Capital estrangeiro é ótimo. Complementa a falta de poupança interna, estimula a economia e cria empregos, mas é desconfiado, arisco e escapa quando se tenta agarrá-lo.
A crise pré-eleitoral deixou um bom exemplo de como é importante preservar o capital nacional e a empresa genuinamente brasileira. Dados fornecidos pelo Banco Central mostram como foi o comportamento dos bancos estrangeiros durante a crise, que começou em abril e chegou ao ápice em setembro, quando o dólar atingiu R$ 4. Em resumo, os números indicam que esses bancos praticamente se retiraram do mercado de títulos públicos no momento em que o BC mais precisava colocar seus papéis para rolar dívida interna. De julho a setembro, os bancos nacionais compraram mais de 80% dos títulos públicos vendidos. Em setembro, eles ficaram com 87% do total de papéis e com 100% das NTN-C indexadas ao IGP-M.
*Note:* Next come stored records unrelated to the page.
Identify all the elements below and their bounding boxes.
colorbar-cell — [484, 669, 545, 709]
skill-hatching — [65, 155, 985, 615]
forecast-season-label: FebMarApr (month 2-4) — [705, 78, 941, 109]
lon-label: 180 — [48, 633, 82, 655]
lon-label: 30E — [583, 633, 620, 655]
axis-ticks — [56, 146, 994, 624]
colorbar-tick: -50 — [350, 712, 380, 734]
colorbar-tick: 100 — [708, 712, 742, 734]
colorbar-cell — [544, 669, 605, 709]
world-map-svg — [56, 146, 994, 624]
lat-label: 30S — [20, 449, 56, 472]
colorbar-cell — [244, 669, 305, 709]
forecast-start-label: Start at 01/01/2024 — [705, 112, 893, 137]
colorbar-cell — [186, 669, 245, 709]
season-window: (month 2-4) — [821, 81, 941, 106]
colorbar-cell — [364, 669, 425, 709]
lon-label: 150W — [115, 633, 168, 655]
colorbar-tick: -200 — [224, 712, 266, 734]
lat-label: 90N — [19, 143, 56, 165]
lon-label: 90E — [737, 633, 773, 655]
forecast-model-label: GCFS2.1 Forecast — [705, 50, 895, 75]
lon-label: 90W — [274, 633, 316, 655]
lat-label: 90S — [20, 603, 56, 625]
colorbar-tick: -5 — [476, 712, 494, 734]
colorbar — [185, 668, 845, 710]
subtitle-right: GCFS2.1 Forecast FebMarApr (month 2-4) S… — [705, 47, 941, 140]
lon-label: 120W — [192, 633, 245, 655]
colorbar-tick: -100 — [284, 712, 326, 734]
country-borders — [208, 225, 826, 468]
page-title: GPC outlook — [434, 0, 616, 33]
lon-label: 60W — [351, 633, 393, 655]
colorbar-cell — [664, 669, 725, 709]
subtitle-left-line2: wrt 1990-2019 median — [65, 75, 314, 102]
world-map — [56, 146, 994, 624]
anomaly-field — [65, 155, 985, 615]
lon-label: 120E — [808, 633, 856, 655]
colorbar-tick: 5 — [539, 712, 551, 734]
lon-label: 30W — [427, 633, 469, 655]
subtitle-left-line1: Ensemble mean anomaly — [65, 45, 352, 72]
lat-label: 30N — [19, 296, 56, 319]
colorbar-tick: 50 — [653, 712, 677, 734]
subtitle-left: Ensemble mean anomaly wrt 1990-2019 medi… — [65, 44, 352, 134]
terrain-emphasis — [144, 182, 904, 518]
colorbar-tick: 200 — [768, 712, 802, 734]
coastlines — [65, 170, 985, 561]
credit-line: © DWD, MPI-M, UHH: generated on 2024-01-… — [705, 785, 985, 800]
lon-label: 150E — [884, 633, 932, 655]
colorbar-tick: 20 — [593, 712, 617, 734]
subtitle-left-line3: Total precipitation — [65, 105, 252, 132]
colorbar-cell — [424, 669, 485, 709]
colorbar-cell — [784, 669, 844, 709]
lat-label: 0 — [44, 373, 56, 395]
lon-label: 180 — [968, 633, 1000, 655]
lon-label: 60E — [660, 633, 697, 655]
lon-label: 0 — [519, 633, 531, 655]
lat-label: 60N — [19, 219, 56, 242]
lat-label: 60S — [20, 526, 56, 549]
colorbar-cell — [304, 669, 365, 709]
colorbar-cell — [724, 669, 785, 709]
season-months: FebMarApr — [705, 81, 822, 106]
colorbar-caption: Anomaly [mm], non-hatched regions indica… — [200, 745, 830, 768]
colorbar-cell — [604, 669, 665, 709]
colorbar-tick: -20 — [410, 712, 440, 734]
É bom deixar claro que os bancos estrangeiros não fizeram isso porque são malvados ou antiéticos. Eles apenas seguiram as recomendações dos mais elementares manuais de conduta no setor. O capital internacional tem, por natureza, aversão ao alto risco e foge rapidamente quando há sinais de perigo.
Os bancos estrangeiros estavam assustados com os acontecimentos da Argentina. Lá, quando acabou a conversibilidade que garantia a cotação de um dólar por peso, eles perderam pelo menos US$ 8 bilhões do dia para a noite. Assim, como gato escaldado tem medo de água fria, por via das dúvidas, quando irrompeu a crise brasileira, trataram de se cuidar.
Além de fugir de títulos públicos, por medo de calote, segundo dados publicados pelo jornal "Valor", alguns bancos venderam ativos num total equivalente a R$ 17 bilhões neste ano. Ativo é o conjunto de bens, valores e créditos que constituem o patrimônio de uma empresa. Dessa forma, ao vender esses ativos e repatriar o capital, ajudaram a aumentar a demanda e a alta do dólar. Ao mesmo tempo, seguraram o crédito. A expansão de seus empréstimos foi de apenas 6,27% em 12 meses até setembro, enquanto os bancos nacionais ampliavam a oferta em 17,55%.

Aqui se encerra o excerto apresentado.